If you want to be inspired, google “plants that grow in concrete.” You will see amazing pictures of all kinds of flowers and plants that are able to grow in the most difficult and unlikely places. I was totally mesmerized to see lovely flowers growing out of cracks in a sidewalk, beautiful blooms popping up from a pile of old tires—picture after picture of plants that bloomed in the most unlikely and difficult places.

That’s what I’ve been talking about—the challenge each of us faces to make the very best of where we are, blooming where we are planted. The children of Israel were captured and taken from Jerusalem to Babylon, and through the prophet Jeremiah, God told them to bloom right there. You’ll find that story in Jeremiah 29.

But in Psalm 137:1-4, we find this sad passage:

By the rivers of Babylon we sat and wept when we remembered Zion. There on the poplars we hung our harps, for there our captors asked us for songs, our tormentors demanded songs of joy; they said, “Sing us one of the songs of Zion!” How can we sing the songs of the Lord while in a foreign land?

Doesn’t sound like they were blooming there in Babylon, does it? Their joy was gone; their song was dead; they had given up because they were in Babylon rather than in Jerusalem. Notice that they had the opportunity to sing the songs of Zion, the songs of the Lord.

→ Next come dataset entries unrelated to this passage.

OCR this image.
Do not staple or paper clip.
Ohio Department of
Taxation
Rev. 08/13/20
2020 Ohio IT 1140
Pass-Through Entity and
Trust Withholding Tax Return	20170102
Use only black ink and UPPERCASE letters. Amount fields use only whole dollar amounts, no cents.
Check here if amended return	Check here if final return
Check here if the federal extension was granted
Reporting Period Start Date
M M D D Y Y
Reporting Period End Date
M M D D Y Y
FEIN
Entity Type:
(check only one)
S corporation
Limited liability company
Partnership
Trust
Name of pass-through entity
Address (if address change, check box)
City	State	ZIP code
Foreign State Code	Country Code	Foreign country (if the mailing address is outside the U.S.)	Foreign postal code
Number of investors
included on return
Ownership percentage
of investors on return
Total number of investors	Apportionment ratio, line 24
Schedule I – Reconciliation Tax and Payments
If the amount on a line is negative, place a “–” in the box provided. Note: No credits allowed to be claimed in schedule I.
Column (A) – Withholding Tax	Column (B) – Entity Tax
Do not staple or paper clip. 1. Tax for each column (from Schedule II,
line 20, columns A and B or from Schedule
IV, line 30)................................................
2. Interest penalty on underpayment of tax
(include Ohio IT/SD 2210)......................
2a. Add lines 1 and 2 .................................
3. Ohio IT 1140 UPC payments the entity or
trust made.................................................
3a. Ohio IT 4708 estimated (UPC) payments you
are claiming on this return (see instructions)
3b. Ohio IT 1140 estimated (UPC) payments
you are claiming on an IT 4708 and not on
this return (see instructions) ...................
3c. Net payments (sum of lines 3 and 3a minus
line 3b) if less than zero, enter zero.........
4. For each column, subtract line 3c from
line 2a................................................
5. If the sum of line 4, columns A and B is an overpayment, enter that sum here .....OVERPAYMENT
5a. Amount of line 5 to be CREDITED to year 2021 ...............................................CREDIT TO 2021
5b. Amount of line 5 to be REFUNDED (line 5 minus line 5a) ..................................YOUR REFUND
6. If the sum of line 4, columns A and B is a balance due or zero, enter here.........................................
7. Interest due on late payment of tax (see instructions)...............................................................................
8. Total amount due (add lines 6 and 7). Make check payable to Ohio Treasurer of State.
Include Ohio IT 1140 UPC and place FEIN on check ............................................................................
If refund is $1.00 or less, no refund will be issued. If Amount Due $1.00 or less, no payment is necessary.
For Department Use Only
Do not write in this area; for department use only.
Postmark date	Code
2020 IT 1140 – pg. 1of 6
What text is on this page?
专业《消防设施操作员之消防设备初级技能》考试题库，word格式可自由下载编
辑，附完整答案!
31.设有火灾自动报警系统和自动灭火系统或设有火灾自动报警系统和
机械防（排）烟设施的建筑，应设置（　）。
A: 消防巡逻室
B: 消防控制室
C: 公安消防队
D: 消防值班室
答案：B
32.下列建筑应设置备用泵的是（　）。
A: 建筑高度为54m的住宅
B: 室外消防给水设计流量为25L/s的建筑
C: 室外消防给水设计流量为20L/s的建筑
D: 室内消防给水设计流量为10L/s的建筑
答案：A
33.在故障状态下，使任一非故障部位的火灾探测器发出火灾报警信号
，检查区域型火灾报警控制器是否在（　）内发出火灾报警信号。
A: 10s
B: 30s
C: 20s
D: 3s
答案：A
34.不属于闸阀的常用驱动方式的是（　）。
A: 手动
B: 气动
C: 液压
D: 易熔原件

They could have shared the truth about the one true God with these pagan people, but their response was, “How can we sing the songs of the Lord while in a foreign land?”

Maybe that’s where you are today. You’re in some place that you don’t want to be: maybe you’re bored, tired, or totally unmotivated, such that you’ve hung your harp on a poplar tree, so to speak, and quit blooming. I’ve been there; I know how that feels. I want to encourage you today to remember that there is a beautiful bloom inside of you, planted there by our God. If you’ll open a little crack and let his sunshine in, you can bloom again right there! His love will shoot up through that crack and you’ll once again bloom where you are planted.

So, go get that harp you hung up on the poplar tree. By faith—not necessarily by feelings—ask God to give you a song to sing right where you are, a song from the Lord even while you’re planted in that place where you don’t want to be. You can turn your Babylon into a garden full of God’s love when you remember that he loves you, and choose to share his love with everyone around you.